Musiker, Fotografen, Künstler, Heilpraktiker, Dolmetscher, Pfleger oder Taxifahrer und deren Kolleg*innen sind gemeint, wenn über Solo-Selbständige gesprochen wird. Ihre Einbußen können über das berufliche Sein oder nicht Sein entscheiden, denn viele Geschäfte mussten schließen. Messen, Veranstaltungen, Konzerte – alles abgesagt. Und damit versiegt für viele die Einnahme. Auch diesen Personen möchte die Bundesregierung helfen. 40 Milliarden Euro sollen bereitgestellt werden.
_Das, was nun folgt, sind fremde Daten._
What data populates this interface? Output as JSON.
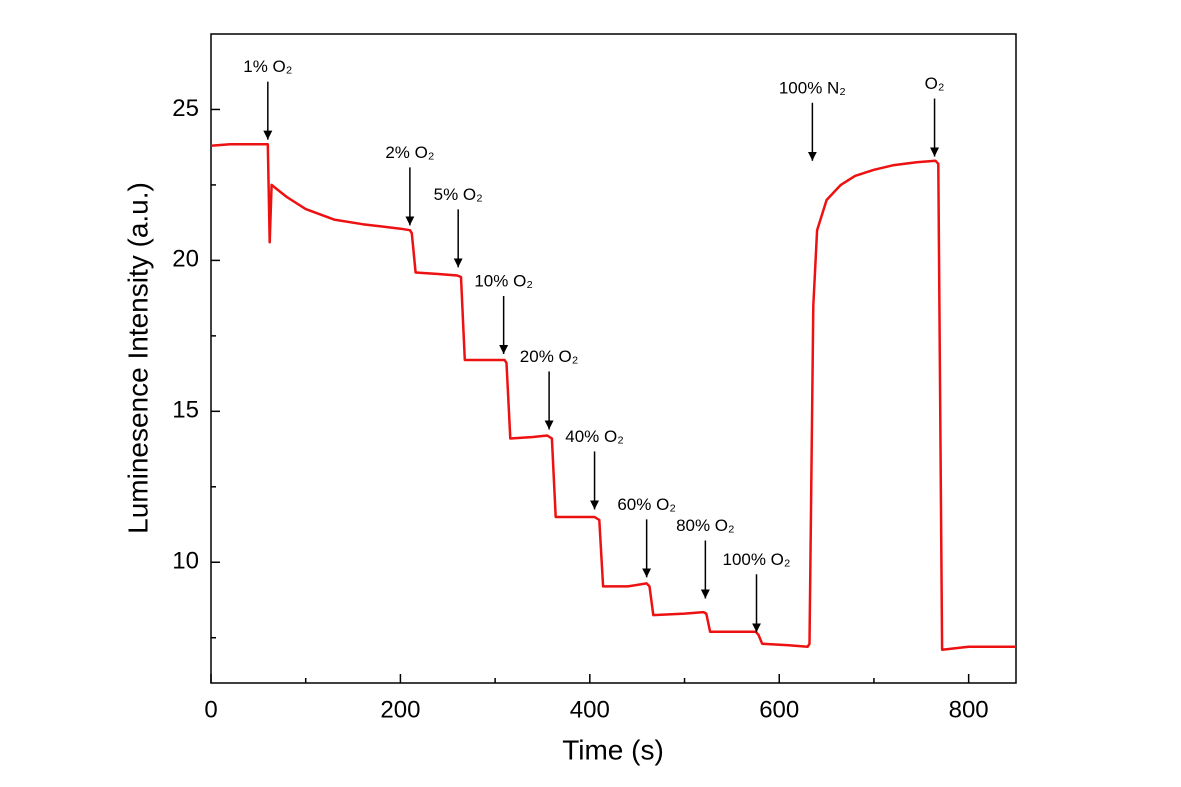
{
  "chart_data": {
    "type": "line",
    "xlabel": "Time (s)",
    "ylabel": "Luminesence Intensity (a.u.)",
    "color": "#ee1111",
    "x": [
      0,
      20,
      40,
      60,
      62,
      64,
      70,
      80,
      100,
      130,
      160,
      200,
      210,
      212,
      216,
      240,
      260,
      264,
      268,
      290,
      310,
      312,
      316,
      340,
      355,
      360,
      364,
      390,
      405,
      410,
      414,
      440,
      460,
      463,
      467,
      500,
      520,
      523,
      527,
      550,
      575,
      578,
      582,
      610,
      630,
      632,
      636,
      640,
      650,
      665,
      680,
      700,
      720,
      745,
      765,
      768,
      772,
      800,
      850
    ],
    "values": [
      23.8,
      23.85,
      23.85,
      23.85,
      20.6,
      22.5,
      22.35,
      22.1,
      21.7,
      21.35,
      21.2,
      21.05,
      21.0,
      20.9,
      19.6,
      19.55,
      19.5,
      19.45,
      16.7,
      16.7,
      16.7,
      16.6,
      14.1,
      14.15,
      14.2,
      14.1,
      11.5,
      11.5,
      11.5,
      11.4,
      9.2,
      9.2,
      9.3,
      9.2,
      8.25,
      8.3,
      8.35,
      8.3,
      7.7,
      7.7,
      7.7,
      7.6,
      7.3,
      7.25,
      7.2,
      7.3,
      18.5,
      21.0,
      22.0,
      22.5,
      22.8,
      23.0,
      23.15,
      23.25,
      23.3,
      23.2,
      7.1,
      7.2,
      7.2
    ],
    "xlim": [
      0,
      850
    ],
    "ylim": [
      6,
      27.5
    ],
    "xticks": [
      0,
      200,
      400,
      600,
      800
    ],
    "yticks": [
      10,
      15,
      20,
      25
    ],
    "xminorticks": [
      100,
      300,
      500,
      700
    ],
    "yminorticks": [
      7.5,
      12.5,
      17.5,
      22.5
    ],
    "annotations": [
      {
        "text": "1% O₂",
        "x": 60,
        "y": 24.0
      },
      {
        "text": "2% O₂",
        "x": 210,
        "y": 21.16
      },
      {
        "text": "5% O₂",
        "x": 261,
        "y": 19.77
      },
      {
        "text": "10% O₂",
        "x": 309,
        "y": 16.9
      },
      {
        "text": "20% O₂",
        "x": 357,
        "y": 14.4
      },
      {
        "text": "40% O₂",
        "x": 405,
        "y": 11.75
      },
      {
        "text": "60% O₂",
        "x": 460,
        "y": 9.5
      },
      {
        "text": "80% O₂",
        "x": 522,
        "y": 8.8
      },
      {
        "text": "100% O₂",
        "x": 576,
        "y": 7.68
      },
      {
        "text": "100% N₂",
        "x": 635,
        "y": 23.3
      },
      {
        "text": "O₂",
        "x": 764,
        "y": 23.44
      }
    ]
  }
}
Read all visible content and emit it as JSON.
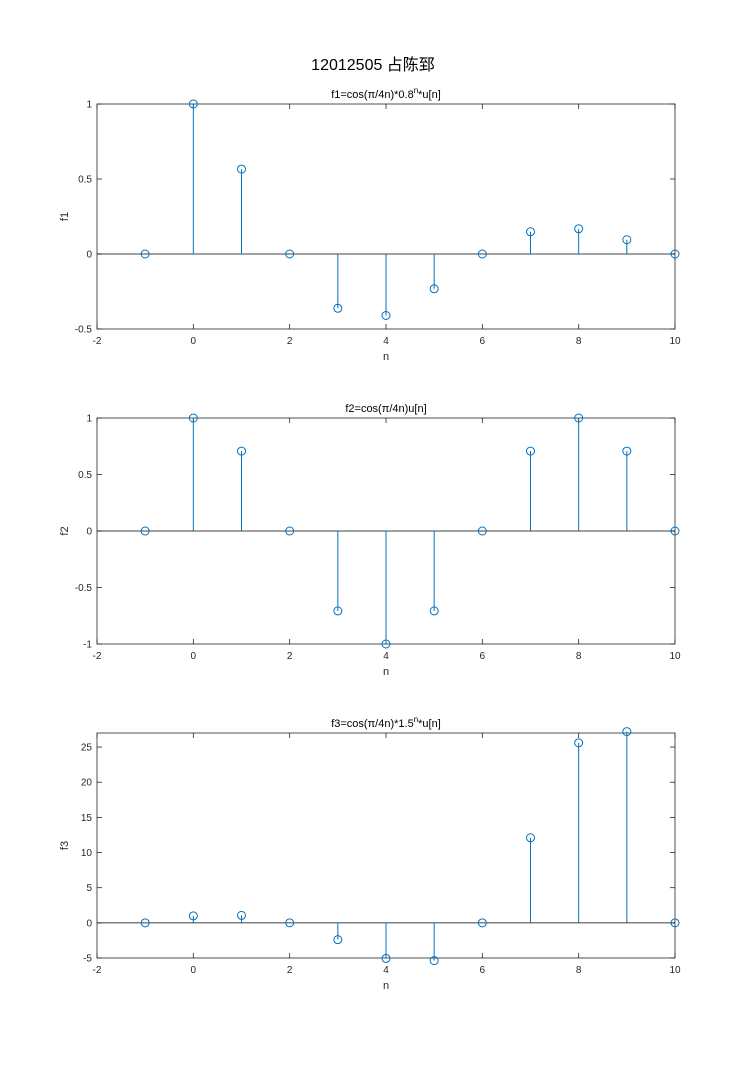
{
  "figure": {
    "title": "12012505 占陈郅"
  },
  "colors": {
    "series": "#0072BD",
    "axes": "#262626",
    "baseline": "#000000",
    "background": "#ffffff"
  },
  "chart_data": [
    {
      "type": "stem",
      "title": "f1=cos(π/4n)*0.8^n*u[n]",
      "title_base": "f1=cos(",
      "title_pi": "π",
      "title_mid": "/4n)*0.8",
      "title_sup": "n",
      "title_tail": "*u[n]",
      "xlabel": "n",
      "ylabel": "f1",
      "xlim": [
        -2,
        10
      ],
      "ylim": [
        -0.5,
        1
      ],
      "xticks": [
        -2,
        0,
        2,
        4,
        6,
        8,
        10
      ],
      "yticks": [
        -0.5,
        0,
        0.5,
        1
      ],
      "x": [
        -1,
        0,
        1,
        2,
        3,
        4,
        5,
        6,
        7,
        8,
        9,
        10
      ],
      "y": [
        0,
        1,
        0.566,
        0,
        -0.362,
        -0.41,
        -0.232,
        0,
        0.148,
        0.168,
        0.095,
        0
      ]
    },
    {
      "type": "stem",
      "title": "f2=cos(π/4n)u[n]",
      "title_base": "f2=cos(",
      "title_pi": "π",
      "title_mid": "/4n)u[n]",
      "title_sup": "",
      "title_tail": "",
      "xlabel": "n",
      "ylabel": "f2",
      "xlim": [
        -2,
        10
      ],
      "ylim": [
        -1,
        1
      ],
      "xticks": [
        -2,
        0,
        2,
        4,
        6,
        8,
        10
      ],
      "yticks": [
        -1,
        -0.5,
        0,
        0.5,
        1
      ],
      "x": [
        -1,
        0,
        1,
        2,
        3,
        4,
        5,
        6,
        7,
        8,
        9,
        10
      ],
      "y": [
        0,
        1,
        0.707,
        0,
        -0.707,
        -1,
        -0.707,
        0,
        0.707,
        1,
        0.707,
        0
      ]
    },
    {
      "type": "stem",
      "title": "f3=cos(π/4n)*1.5^n*u[n]",
      "title_base": "f3=cos(",
      "title_pi": "π",
      "title_mid": "/4n)*1.5",
      "title_sup": "n",
      "title_tail": "*u[n]",
      "xlabel": "n",
      "ylabel": "f3",
      "xlim": [
        -2,
        10
      ],
      "ylim": [
        -5,
        27
      ],
      "xticks": [
        -2,
        0,
        2,
        4,
        6,
        8,
        10
      ],
      "yticks": [
        -5,
        0,
        5,
        10,
        15,
        20,
        25
      ],
      "x": [
        -1,
        0,
        1,
        2,
        3,
        4,
        5,
        6,
        7,
        8,
        9,
        10
      ],
      "y": [
        0,
        1,
        1.06,
        0,
        -2.39,
        -5.06,
        -5.37,
        0,
        12.1,
        25.6,
        27.2,
        0
      ]
    }
  ]
}
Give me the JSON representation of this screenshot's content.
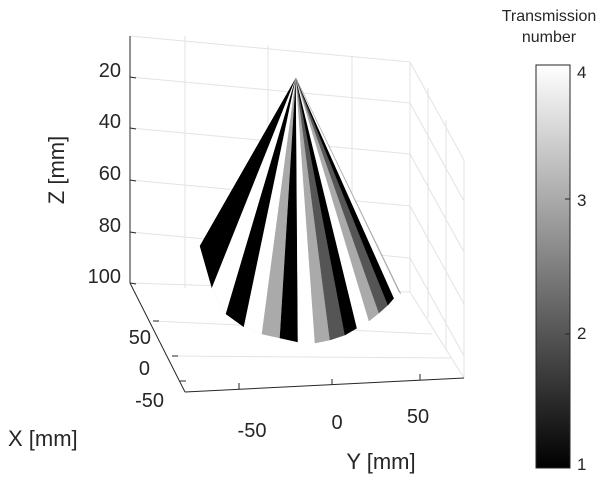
{
  "chart_data": {
    "type": "surface3d",
    "xlabel": "X [mm]",
    "ylabel": "Y [mm]",
    "zlabel": "Z [mm]",
    "x_ticks": [
      "50",
      "0",
      "-50"
    ],
    "y_ticks": [
      "-50",
      "0",
      "50"
    ],
    "z_ticks": [
      "20",
      "40",
      "60",
      "80",
      "100"
    ],
    "z_direction": "reversed",
    "grid": true,
    "colormap": "gray",
    "colorbar": {
      "title_line1": "Transmission",
      "title_line2": "number",
      "ticks": [
        "1",
        "2",
        "3",
        "4"
      ],
      "range": [
        1,
        4
      ],
      "placement": "right"
    },
    "surface": {
      "shape": "cone",
      "apex_z": 0,
      "base_z": 100,
      "num_sectors": 20,
      "sector_transmission_numbers": [
        1,
        4,
        1,
        4,
        3,
        1,
        4,
        3,
        2,
        1,
        4,
        3,
        2,
        1,
        4,
        3,
        1,
        4,
        3,
        1
      ]
    }
  }
}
Bundesfinanzminister Olaf Scholz (SPD) sagte im Deutschlandfunk-Interview dafür unbürokratische Hilfe zu, die Schwarze Null im Bundeshaushalt sei laut Scholz aber im Zuge der Krise nicht mehr zu halten.
Christoph Heinemann: Herr Scholz, wer kann mit welcher Hilfe rechnen?
Olaf Scholz: Wir haben mehrere Hilfswege auf den Weg gebracht. Einige sind schon unterwegs, andere werden wir jetzt in Kürze, das heißt nächste Woche dem Deutschen Bundestag zur Beschlussfassung vorlegen, so dass die dann auch gleich greifen können.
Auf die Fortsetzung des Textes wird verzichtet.